MCAF: What is unique about protecting Allegheny County’s resources?
Controller Wagner: During the 20th Century, the natural resources of Allegheny County together with its hard-working residents caused the area to be known as the “Workshop of the World.” Now, in the 21st Century, Allegheny County is poised to benefit from natural gas deposits in the Marcellus Shale formation. Our pressing challenge is how to leverage our natural gas resources in a way that benefits all residents of Allegheny County, not just the gas drillers. Our challenge is to maximize the value of our resources while protecting our environment, particularly our many rivers, streams and creeks. It is imperative for leaders in Allegheny County to seek to maintain the quality of life of our region, and not be distracted by ephemeral prospects of short-term jobs and one-time payments. As I look around the country and the world, there are numerous examples of places that have adopted a holistic, long-range view of their natural resources, using those resources as a spring-board to sustained growth and the viability of their communities and neighborhoods. Unfortunately, there exists an equal, if not larger, number of places where mineral extractors and drillers have come in, benefited from weak regulatory schemes and a political class all too eager to accept their money, and then left the area in a worse condition than when they found it. Allegheny County needs responsible regulations and smart growth. Here in Pennsylvania, our state government under the Corbett Administration has abdicated many of its responsibilities of environmental stewardship. Because of this vacuum, Allegheny County must take the lead to vigilantly protect the interests of its citizens and future generations.
As a parent are you worried about the effects of climate change on your children and the children of Allegheny County?
Yes. What is even more worrisome beyond the effects of climate change is that many politicians in Pennsylvania (and America) continue to deny that climate change is caused by human action or that it has even occurred. Given the scientific evidence, the fact that we still need to debate and defend climate change is a startling and scary proposition. As a mother of two young children, this leaves me very concerned for their future and the future of people everywhere. It is all the more troubling because right now, as I write this, there are simple projects and policies that if implemented, would yield large, long-term dividends in terms of staving off the worse effects of climate change. Dealing with climate change immediately is not just an ethical imperative, but it makes good economic sense. Not just from the standpoint of preventing the increased storms and disasters associated with climate change, but also through growing “green” jobs and industries that can employ our children while at the same time securing our future. It is sad and tragic to think of the histories that will be written in the year 2113, when our generation will be viewed as the generation that could have done something but instead stuck its collective head in the sand. We still have time to re-write this history, but the clock is ticking.

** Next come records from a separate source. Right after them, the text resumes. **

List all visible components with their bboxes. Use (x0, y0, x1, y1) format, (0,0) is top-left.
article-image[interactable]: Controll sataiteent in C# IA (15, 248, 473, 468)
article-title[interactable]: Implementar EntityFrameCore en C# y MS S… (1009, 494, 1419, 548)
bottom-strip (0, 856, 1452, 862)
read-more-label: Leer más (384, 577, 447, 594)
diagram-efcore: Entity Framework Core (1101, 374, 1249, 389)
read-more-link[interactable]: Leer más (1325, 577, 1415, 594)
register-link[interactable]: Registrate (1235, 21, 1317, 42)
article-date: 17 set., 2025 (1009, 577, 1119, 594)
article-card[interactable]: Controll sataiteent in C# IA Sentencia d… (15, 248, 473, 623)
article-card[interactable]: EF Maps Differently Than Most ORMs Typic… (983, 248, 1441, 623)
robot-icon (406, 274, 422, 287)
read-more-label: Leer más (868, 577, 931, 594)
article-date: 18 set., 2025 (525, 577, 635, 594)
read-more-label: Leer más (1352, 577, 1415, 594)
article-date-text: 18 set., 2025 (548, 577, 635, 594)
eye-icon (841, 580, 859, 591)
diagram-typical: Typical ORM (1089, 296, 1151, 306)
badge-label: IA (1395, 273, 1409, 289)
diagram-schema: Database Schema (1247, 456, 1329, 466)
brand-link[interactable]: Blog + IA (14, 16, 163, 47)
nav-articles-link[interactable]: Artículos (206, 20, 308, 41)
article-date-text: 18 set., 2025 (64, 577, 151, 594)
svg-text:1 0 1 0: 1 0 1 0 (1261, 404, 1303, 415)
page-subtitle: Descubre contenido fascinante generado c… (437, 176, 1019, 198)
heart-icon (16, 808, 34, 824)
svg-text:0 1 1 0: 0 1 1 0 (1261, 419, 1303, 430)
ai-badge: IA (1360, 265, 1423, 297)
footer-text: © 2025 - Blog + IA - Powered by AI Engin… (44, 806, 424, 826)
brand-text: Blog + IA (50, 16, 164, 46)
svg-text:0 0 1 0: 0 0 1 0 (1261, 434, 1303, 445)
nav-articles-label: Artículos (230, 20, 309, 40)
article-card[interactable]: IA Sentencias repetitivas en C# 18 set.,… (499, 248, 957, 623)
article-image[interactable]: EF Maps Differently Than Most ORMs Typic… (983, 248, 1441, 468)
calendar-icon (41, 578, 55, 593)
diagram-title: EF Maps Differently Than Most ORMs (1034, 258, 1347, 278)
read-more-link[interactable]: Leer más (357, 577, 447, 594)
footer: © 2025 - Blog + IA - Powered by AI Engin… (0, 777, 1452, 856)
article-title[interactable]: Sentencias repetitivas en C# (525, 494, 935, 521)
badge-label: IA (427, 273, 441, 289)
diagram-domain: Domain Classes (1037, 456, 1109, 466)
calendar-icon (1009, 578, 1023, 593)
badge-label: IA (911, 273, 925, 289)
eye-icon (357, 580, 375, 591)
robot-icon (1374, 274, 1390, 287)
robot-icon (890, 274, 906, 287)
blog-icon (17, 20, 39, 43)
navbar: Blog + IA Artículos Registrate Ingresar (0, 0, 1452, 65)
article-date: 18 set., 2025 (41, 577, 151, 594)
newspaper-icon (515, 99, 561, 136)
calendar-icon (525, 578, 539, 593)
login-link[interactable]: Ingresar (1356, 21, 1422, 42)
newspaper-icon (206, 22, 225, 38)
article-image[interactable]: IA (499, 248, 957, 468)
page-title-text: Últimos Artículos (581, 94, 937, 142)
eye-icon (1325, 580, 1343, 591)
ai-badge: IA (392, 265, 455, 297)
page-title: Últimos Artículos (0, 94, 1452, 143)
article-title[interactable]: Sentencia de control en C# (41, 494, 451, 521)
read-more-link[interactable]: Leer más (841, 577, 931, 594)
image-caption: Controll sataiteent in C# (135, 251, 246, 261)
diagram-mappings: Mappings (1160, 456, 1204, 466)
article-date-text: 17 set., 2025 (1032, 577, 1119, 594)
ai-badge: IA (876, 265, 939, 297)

Why is bi-partisan effort so important and how can these efforts be achieved in our politically polarizing culture?
As a former State representative, I know first-hand how important bi-partisan efforts can be to the success of any legislative action. What it takes are leaders on both sides of the aisle. It also takes an active, involved citizenry to communicate to all elected officials that the health of our planet is not a partisan issue. I submit that regardless of your political affiliation or ideology nobody wants to live in a place with water they cannot drink, air they cannot breathe and natural spaces they cannot enjoy. Certainly the elected leaders who consistently vote against environmental protections do not live in garbage dumps, and neither do their constituents. There are times within our recent memory where environmental legislation has received bi-partisan support. After all, it was Richard Nixon who created the EPA by executive order. Taking action for the environment is not just about more regulation or saying “no” to development, it is also about saying “yes” to creating new industries, growing jobs, building communities, saving money on our healthcare, and still maintaining our existing industries. And to this point, we need to show and convince folks in our region that we can protect their jobs and livelihoods while also protecting the environment. Solutions need not and cannot be mutually exclusive. The technology exists. But what we really need is the commitment and will of our elected leaders, and the continued advocacy of groups like Moms Clean Air Force to ensure that environmentalism makes sense to everyone without respect to ideology or party affiliation.
Is there anything you would like to share that is important for Moms Clean Air Force members to know?
Beyond what I have said above, I would like other moms to remember that it is important to examine our actions on a daily basis, since those actions will influence the belief systems of our children for years to come. We need to ask ourselves, are our daily actions consistent with our beliefs of sound environmental stewardship? Simple actions that we take through recycling, our purchases at the grocery store, turning-off electrical devices and using rain barrels, to name but a few, raise the awareness of our children and offer them a great starting point to become mindful, responsible global citizens.
Thank you, Controller Wagner!
About Controller Chelsa Wagner: As the County’s top fiscal officer, Controller Chelsa Wagner leads the fight against inefficient and inequitable spending, working to root out fraud, waste and abuse in County government. Between 2006-2011 Chelsa represented southern and western neighborhoods of the City of Pittsburgh and South Hills suburban communities in the Pennsylvania House of Representatives. Chelsa was raised in the South Pittsburgh neighborhood of Beechview and now resides in the city’s North Point Breeze neighborhood with her husband and their two sons.